Presi valigia e zaino e provai a sistemare lo stretto necessario per quei giorni in cui sarei rimasta da Amy.

Nel rovistare lo zaino mi capitò tra le mani la lettera per i miei genitori e mi si bloccò il respiro.

La mia famiglia era convinta io fossi in vacanza con amici e che sarei ritornata a metà Ottobre ma così non era. Ero partita senza dire niente, decisione presa quasi d'istinto dopo l'ennesima, intensa litigata con mio padre.
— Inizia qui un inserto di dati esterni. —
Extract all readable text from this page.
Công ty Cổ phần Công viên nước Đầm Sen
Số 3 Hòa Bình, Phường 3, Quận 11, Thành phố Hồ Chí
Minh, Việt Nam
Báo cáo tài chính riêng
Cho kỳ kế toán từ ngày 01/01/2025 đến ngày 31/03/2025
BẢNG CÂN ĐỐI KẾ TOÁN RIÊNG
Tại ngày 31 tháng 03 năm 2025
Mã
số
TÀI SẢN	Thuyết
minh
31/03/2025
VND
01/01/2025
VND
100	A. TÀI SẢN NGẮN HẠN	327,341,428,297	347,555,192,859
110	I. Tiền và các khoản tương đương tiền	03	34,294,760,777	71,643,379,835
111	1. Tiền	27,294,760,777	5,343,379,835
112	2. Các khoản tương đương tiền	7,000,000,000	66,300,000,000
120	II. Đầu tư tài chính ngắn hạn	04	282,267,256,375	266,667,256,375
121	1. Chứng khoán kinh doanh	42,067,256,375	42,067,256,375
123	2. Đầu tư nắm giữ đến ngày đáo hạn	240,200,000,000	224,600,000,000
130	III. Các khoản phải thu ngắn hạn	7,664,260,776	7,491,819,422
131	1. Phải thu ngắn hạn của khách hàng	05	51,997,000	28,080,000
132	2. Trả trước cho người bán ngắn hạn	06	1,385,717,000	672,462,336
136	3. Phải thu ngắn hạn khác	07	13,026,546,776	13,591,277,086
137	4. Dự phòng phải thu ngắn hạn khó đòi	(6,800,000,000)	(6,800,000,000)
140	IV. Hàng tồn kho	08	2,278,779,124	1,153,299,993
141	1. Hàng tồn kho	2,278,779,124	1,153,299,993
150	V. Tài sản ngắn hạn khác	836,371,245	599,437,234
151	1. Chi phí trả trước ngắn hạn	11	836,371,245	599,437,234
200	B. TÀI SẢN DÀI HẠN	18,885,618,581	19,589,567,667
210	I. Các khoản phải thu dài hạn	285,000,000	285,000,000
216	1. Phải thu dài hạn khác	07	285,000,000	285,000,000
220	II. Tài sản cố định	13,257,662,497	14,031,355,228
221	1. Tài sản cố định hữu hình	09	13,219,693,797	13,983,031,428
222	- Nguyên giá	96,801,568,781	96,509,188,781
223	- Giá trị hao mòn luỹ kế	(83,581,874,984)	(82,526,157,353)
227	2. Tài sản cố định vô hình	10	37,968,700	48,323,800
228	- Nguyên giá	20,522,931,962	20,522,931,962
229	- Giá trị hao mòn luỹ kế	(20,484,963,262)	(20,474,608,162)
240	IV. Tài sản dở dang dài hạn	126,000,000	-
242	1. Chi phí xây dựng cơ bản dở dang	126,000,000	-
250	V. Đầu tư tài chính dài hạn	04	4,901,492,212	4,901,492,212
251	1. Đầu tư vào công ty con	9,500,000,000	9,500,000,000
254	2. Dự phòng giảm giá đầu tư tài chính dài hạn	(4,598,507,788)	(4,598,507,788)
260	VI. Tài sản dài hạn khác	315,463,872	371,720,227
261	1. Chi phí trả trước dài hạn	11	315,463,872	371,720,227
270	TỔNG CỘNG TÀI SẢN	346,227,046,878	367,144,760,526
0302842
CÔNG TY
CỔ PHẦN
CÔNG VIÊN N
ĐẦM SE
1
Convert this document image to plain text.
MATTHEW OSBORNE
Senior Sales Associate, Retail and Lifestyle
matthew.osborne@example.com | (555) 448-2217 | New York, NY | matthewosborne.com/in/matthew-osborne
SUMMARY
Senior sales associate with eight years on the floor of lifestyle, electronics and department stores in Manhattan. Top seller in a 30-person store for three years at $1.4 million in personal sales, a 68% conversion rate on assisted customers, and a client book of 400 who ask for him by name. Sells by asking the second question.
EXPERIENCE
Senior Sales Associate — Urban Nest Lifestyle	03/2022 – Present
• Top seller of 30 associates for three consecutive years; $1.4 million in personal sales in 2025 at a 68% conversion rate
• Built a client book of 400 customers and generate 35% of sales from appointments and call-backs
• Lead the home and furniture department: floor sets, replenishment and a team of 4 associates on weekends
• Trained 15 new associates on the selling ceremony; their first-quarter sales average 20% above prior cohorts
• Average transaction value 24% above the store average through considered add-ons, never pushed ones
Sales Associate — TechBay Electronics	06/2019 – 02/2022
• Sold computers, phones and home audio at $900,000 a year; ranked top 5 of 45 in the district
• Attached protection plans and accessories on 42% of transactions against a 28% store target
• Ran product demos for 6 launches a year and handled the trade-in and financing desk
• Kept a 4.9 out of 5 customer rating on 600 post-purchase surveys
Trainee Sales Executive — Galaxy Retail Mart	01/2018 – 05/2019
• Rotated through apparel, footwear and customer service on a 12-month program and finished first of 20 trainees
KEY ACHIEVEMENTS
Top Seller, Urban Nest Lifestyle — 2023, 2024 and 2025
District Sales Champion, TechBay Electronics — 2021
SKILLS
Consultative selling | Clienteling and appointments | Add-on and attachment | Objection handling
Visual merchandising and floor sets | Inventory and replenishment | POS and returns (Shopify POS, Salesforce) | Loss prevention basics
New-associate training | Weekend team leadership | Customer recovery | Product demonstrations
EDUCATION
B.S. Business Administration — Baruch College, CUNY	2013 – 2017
Sia lui che mia madre non riuscivano proprio a concepire la mia passione per la recitazione ed ero stanca di lottare contro un muro di mattoni ben costruito.

Sospirai, pensando a quanto male gli recherà il giorno in cui leggeranno la lettera e si renderanno conto che la loro primogenita non avrebbe fatto ritorno ad Ottobre, né i mesi successivi.

Se la sono cercata.

Sì, ma questo non rende il tutto indolore.

Il suono del campanello attirò la mia attenzione e per una volta ringraziai il cielo di avermi mandato una distrazione.

Aprii la porta senza badare a chiedere chi fosse o guardare dallo spioncino della porta.

«Ehi, Barbi» salutò il “ragazzo della porta accanto”.

«Prima di tutto Barbara e non Barbi, non mi risulta tu sia mio stretto amico e in quel modo mi chiamano gli amici» dissi stizzita. Ripresi fiato per poi continuare: «e poi... ehm... che... vuoi?» Terminai rapidamente, realizzando che era davanti a me a petto nudo.

Che bel panorama! Bella, la casa di Amy...

Sicuramente si accorse della mia attenzione verso i suoi pettorali perché sorrise compiaciuto prima di rispondermi.

«Niente, ”Barbara”... stavo pensando di uscire e mi chiedevo se ti andasse di unirti a me!»

Oh, se esci a petto nudo sì!

«Io n... non ti conosco, perché dovrei uscire con te?»

Mi sfilò dalle mani la lettera dei miei genitori mentre tentavo di rispondere al suo invito usando il senno e non altro.

«Che fai? Ridammela!» gli ordinai saltellando per cercare di riprenderla.

«Sei troppo cucciola quando saltelli!» rise.

Lo guardai, sollevando un sopracciglio, incredula.

«Okay, se accetto me la restituisci negoziai, ricomponendomi nella speranza di mostrarmi seria.

Sorrise e in poco più di due secondi lasciò un bacio sui miei capelli, scappò verso la porta di casa sua e prima di chiuderla, lasciandomi a bocca aperta sull'uscio di Amy, ammiccò dicendomi: «Questa la tengo come garanzia! Passo a prenderti tra dieci minuti, muoviti!»

In quel momento avrei tanto voluto sbattere i piedi come una bambina ma cercai di trattenermi, se non altro per non umiliarmi del tutto.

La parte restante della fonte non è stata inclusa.